What the most interesting piece of research or marine biology news you’ve ever reported on for your personal marine biology blog?

That’s tough to say.  I don’t try to comprehensively cover new marine biology news and research in my personal blog, but I do post marine biology stuff when I get particularly excited or riled up about it.  One post that I hope everyone reads is about how CO2 is not only causing global warming, but it’s also causing the oceans to become more acidic, dissolving coral reefs.  Another that I put a lot of effort into was about seagrass ecology and conservation, particularly eelgrass in Chesapeake Bay

On a side note, how did you take up windsurfing?

My dad got into windsurfing on Green Lake in Seattle in the late 1970s, shortly after the sport was invented.  He started trying to teach me as soon as I was old enough ( http://jimbodouglass.blogspot.com/2009/08/30-day.html ) but I was intimidated at first, and didn’t begin to actually windsurfing enjoy until I was a teenager.  I didn’t windsurf much during college, but when I started grad school at VIMS I took a set of my dad’s old equipment and started riding on Chesapeake Bay every chance I got.  That’s when I became truly obsessed with it.  I scrimped from my small grad student stipend to buy some better equipment, and hooked up with the Windsurfing Enthusiasts of Tidewater windsurfing club (www.sailwet.com).  Windsurfing is peculiar in that it’s easy to learn the basics of light-wind, slow-speed sailing, but it takes a lot of effort and determination to progress into the high-speed, high-performance side of the sport.  Once you get the hang of it, though, it’s amazing.  It’s also much, much safer than kiteboarding.  
 
Do you think someone who owns an aquarium can be considered a marine conservationist?

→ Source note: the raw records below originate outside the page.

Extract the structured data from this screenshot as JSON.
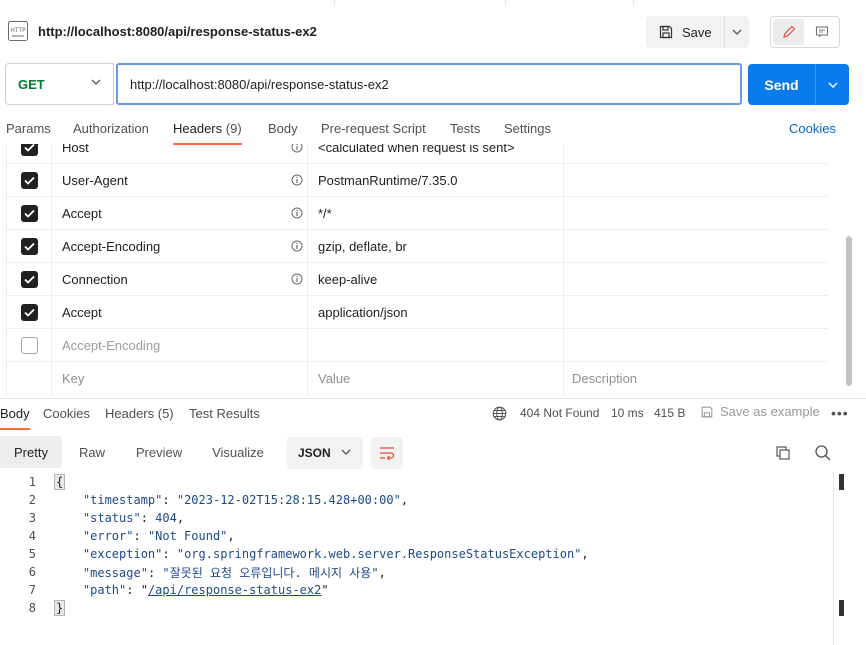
{
  "request": {
    "icon": "http-file-icon",
    "title": "http://localhost:8080/api/response-status-ex2",
    "save_label": "Save",
    "method": "GET",
    "url": "http://localhost:8080/api/response-status-ex2",
    "send_label": "Send"
  },
  "request_tabs": [
    {
      "label": "Params"
    },
    {
      "label": "Authorization"
    },
    {
      "label": "Headers",
      "count": "(9)",
      "active": true
    },
    {
      "label": "Body"
    },
    {
      "label": "Pre-request Script"
    },
    {
      "label": "Tests"
    },
    {
      "label": "Settings"
    }
  ],
  "cookies_link": "Cookies",
  "headers": {
    "rows": [
      {
        "checked": true,
        "key": "Host",
        "info": true,
        "value": "<calculated when request is sent>",
        "description": ""
      },
      {
        "checked": true,
        "key": "User-Agent",
        "info": true,
        "value": "PostmanRuntime/7.35.0",
        "description": ""
      },
      {
        "checked": true,
        "key": "Accept",
        "info": true,
        "value": "*/*",
        "description": ""
      },
      {
        "checked": true,
        "key": "Accept-Encoding",
        "info": true,
        "value": "gzip, deflate, br",
        "description": ""
      },
      {
        "checked": true,
        "key": "Connection",
        "info": true,
        "value": "keep-alive",
        "description": ""
      },
      {
        "checked": true,
        "key": "Accept",
        "info": false,
        "value": "application/json",
        "description": ""
      },
      {
        "checked": false,
        "key": "Accept-Encoding",
        "info": false,
        "value": "",
        "description": ""
      }
    ],
    "placeholder": {
      "key": "Key",
      "value": "Value",
      "description": "Description"
    }
  },
  "response_tabs": [
    {
      "label": "Body",
      "active": true
    },
    {
      "label": "Cookies"
    },
    {
      "label": "Headers (5)"
    },
    {
      "label": "Test Results"
    }
  ],
  "response_meta": {
    "status": "404 Not Found",
    "time": "10 ms",
    "size": "415 B",
    "save_example": "Save as example"
  },
  "view_tabs": [
    "Pretty",
    "Raw",
    "Preview",
    "Visualize"
  ],
  "format": "JSON",
  "code_lines": [
    {
      "n": "1"
    },
    {
      "n": "2"
    },
    {
      "n": "3"
    },
    {
      "n": "4"
    },
    {
      "n": "5"
    },
    {
      "n": "6"
    },
    {
      "n": "7"
    },
    {
      "n": "8"
    }
  ],
  "body": {
    "timestamp_key": "\"timestamp\"",
    "timestamp_val": "\"2023-12-02T15:28:15.428+00:00\"",
    "status_key": "\"status\"",
    "status_val": "404",
    "error_key": "\"error\"",
    "error_val": "\"Not Found\"",
    "exception_key": "\"exception\"",
    "exception_val": "\"org.springframework.web.server.ResponseStatusException\"",
    "message_key": "\"message\"",
    "message_val": "\"잘못된 요청 오류입니다. 메시지 사용\"",
    "path_key": "\"path\"",
    "path_val": "/api/response-status-ex2"
  }
}
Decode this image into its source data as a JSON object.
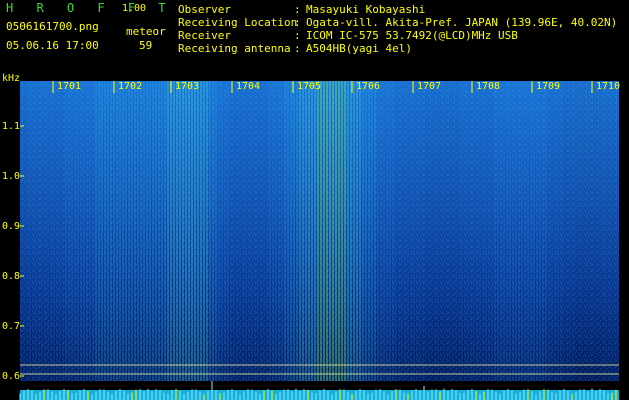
{
  "app": {
    "title": "H R O F F T",
    "version": "1.00",
    "file_name": "0506161700.png",
    "detector_label": "meteor",
    "timestamp": "05.06.16 17:00",
    "meteor_count": "59"
  },
  "metadata": {
    "rows": [
      {
        "label": "Observer",
        "value": "Masayuki Kobayashi"
      },
      {
        "label": "Receiving Location",
        "value": "Ogata-vill. Akita-Pref. JAPAN (139.96E, 40.02N)"
      },
      {
        "label": "Receiver",
        "value": "ICOM IC-575 53.7492(@LCD)MHz USB"
      },
      {
        "label": "Receiving antenna",
        "value": "A504HB(yagi 4el)"
      }
    ]
  },
  "spectrogram": {
    "frequency_unit": "kHz",
    "time_markers": [
      "1701",
      "1702",
      "1703",
      "1704",
      "1705",
      "1706",
      "1707",
      "1708",
      "1709",
      "1710"
    ],
    "frequency_ticks": [
      "1.1",
      "1.0",
      "0.9",
      "0.8",
      "0.7",
      "0.6"
    ],
    "colors": {
      "background": "#000000",
      "low": "#000046",
      "mid": "#0064c8",
      "high": "#00dcdc",
      "peak": "#78ff78",
      "axis_text": "#ffff00",
      "guide_lines": "#ffff64"
    }
  }
}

I’m sure anyone who takes care of an aquarium realizes how delicate and sensitive his or her miniature “ecosystem” is, and develops some appreciation for the importance of maintaining the proper balance in real ocean ecosystems, as well.
 
What are some of the biggest issues facing marine ecosystems today?

We’re taking too much good stuff out of the ocean (i.e. overfishing) at the same time we’re putting too much bad stuff into it (i.e. nutrient pollution, CO2, plastic garbage, toxic compounds, and non-native species).   We desperately need to bring both the removals and the inputs down to a level that the marine ecosystem can actually sustain.  That means we need to curb our careless consumption and waste, and, even though people don’t like to talk about it, we seriously need to stop human population.